By its absurdity, religion acts as a grain of sand in the believer’s mind. Rather than offering joy, it seems to take away every available comfort: sex, drugs, money, power – even food and water on occasion! This agitation forces the individual to chew on the problem and struggle to resolve the dilemma in his heart. How can these two worlds be reconciled? If religion is the cause of peace and amity, it must ultimately make peace even with the mortal life it seems to reject.

As a believer ponders these issues and how they never really make sense, a pearl of wisdom begins to form, slowly, as the result of combating this agitation of mind and heart. The purpose in commanding us to act like a lover is not an imitation of the lover’s acts, but for hearts to ponder until they discover the Path leading to resolution.

For example, with fasting the natural question is, “Why fast?” For the majority it is a battle of wills, pitting commitment against the demands of the body. In this, success is measured by the dominance of the will and suppression of natural instinct. Love is nowhere in evidence, except for the kind of love that drives such commitment.

Because a battle of wills indicates an internal war, and since the promise of religion is lasting peace, the believer is faced with a contradiction: How can war lead to peace? The question gnaws at the edges of thought, seeking a heart-satisfying answer. The common response is that the intended peace comes later, after the war is won. This delays the question – yet the dilemma remains, and again and again the heart returns to it. In order that the question be faced by everyone, the deeds of religion are compulsory, even adamant. It is critical for everyone to wrestle with this issue if the soul is to come alive.

Ultimately, this problem cannot be conquered by the mind. There are no sane answers to give. The mind is not meant to be satisfied – rather the sleeper awakened! His agitation pushes him and compels him, until finally he must admit that the answer lies beyond him. As one thinker wrote, “I believe because it is absurd.” Yet even this is no answer, merely an acceptance of the contradiction. Further one must go, penetrating the heart of religion’s mysterious absurdity. There must be a way for peace to replace war – or else its promises are false.

Finally, the seeker admits defeat and turns to God, leaving the question to better minds but still perplexed in his heart. It eats at his notions of sanity. This is when, perhaps, he will look to insanity for answers. If fasting cannot make sense to a normal mind, what sort of mind will grasp it? For what mind does the command lead to peace and not internal strife? The questioner weighs each alternative: madness, rebellion, solitude, destruction – until perhaps he hits a vein. The wild heart of the lover. Even in the believer’s own life, in childhood, examples can be found of a spontaneous, unconscious and peaceful fasting: Whenever there is love for something, or a deep interest, food and drink are completely forgotten. Who hasn’t skipped a meal or two when intensely occupied?
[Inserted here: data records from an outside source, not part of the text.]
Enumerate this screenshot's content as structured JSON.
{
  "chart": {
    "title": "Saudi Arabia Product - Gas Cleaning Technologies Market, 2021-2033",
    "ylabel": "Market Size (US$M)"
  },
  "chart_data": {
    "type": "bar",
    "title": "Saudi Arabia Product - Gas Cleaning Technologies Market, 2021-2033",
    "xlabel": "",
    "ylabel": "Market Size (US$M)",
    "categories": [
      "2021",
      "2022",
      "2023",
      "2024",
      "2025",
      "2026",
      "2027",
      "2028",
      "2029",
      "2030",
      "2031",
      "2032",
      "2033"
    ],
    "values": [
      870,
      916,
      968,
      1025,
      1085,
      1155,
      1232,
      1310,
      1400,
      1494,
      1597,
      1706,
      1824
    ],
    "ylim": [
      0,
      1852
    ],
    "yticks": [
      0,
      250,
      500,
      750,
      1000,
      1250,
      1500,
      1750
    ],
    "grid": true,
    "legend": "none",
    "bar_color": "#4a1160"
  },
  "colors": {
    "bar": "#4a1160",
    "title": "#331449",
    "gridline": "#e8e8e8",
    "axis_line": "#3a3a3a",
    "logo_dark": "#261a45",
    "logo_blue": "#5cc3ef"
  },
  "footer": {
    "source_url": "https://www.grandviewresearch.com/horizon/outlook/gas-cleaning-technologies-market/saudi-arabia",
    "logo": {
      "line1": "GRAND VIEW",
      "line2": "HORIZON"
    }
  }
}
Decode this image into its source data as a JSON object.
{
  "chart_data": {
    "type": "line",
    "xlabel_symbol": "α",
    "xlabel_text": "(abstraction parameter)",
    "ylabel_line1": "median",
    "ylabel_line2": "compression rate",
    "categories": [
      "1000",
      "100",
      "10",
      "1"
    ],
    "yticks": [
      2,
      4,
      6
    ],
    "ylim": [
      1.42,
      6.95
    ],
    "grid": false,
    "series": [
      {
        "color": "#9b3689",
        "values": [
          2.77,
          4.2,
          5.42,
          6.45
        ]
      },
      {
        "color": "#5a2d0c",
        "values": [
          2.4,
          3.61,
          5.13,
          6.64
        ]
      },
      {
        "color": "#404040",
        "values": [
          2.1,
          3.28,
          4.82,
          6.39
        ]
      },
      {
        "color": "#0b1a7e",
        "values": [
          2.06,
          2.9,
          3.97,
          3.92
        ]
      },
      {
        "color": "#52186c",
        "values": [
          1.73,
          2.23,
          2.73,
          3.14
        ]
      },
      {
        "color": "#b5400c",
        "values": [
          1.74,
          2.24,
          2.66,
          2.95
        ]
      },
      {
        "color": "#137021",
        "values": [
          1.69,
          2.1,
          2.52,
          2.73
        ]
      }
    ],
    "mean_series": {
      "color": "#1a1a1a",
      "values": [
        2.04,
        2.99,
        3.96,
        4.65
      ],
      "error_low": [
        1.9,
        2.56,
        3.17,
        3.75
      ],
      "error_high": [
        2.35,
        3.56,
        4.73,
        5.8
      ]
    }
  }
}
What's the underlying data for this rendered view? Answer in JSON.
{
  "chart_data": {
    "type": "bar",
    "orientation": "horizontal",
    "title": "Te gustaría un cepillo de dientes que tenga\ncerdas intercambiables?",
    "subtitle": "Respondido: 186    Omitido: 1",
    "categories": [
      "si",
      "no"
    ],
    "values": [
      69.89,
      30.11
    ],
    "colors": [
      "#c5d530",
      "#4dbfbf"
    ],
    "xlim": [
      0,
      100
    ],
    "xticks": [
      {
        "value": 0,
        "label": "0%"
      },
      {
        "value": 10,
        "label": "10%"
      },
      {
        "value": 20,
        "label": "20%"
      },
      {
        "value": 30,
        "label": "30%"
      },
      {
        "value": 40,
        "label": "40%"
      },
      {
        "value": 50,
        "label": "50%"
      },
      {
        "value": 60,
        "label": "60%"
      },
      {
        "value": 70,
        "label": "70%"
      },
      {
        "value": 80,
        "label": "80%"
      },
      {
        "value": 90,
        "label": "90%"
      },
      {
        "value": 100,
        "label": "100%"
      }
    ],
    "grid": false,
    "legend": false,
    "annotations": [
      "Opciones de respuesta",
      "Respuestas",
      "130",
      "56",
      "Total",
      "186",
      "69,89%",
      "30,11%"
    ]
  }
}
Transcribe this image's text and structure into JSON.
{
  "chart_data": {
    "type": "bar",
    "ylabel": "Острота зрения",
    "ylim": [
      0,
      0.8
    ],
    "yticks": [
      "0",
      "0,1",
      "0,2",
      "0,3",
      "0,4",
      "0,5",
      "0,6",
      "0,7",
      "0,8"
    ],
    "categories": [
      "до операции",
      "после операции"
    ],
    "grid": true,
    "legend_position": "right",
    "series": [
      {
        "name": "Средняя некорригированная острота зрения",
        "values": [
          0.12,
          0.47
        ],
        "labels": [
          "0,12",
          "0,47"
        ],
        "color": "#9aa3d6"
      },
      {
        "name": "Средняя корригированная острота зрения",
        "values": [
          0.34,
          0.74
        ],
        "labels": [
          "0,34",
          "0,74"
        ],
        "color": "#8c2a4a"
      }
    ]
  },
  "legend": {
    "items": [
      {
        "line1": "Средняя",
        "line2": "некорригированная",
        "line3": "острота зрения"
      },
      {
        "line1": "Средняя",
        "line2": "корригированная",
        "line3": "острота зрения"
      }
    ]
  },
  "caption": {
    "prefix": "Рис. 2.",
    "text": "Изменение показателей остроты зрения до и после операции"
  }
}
This sort of mind, the condition of a lover, makes perfect sense of fasting. Thus the truth of religious observances can be found only in the experience of falling in love with God. Then fasting becomes not only natural and automatic, but unnoticed. Furthermore, by this “grain of sand”, the believer possesses a sure litmus to measure his love by, which cannot be considered complete until his conflicts with religion have ceased and the long-promised day of peace is reached. Then his love transports him and he makes his dwelling-place “in the shadow of the Essence,” which is to say, in the Kingdom of God.

When the grain becomes a pearl, when his torment ceases, when the outward is a natural expression of the inward, then the sense of religion becomes clear. It exists as a spiritual challenge, saying to the soul: “Conquer my mystery; untie the knot of my difficulties; put to rest this engine of war in your breast.” Then it becomes the springboard by which we leap into the Unknown.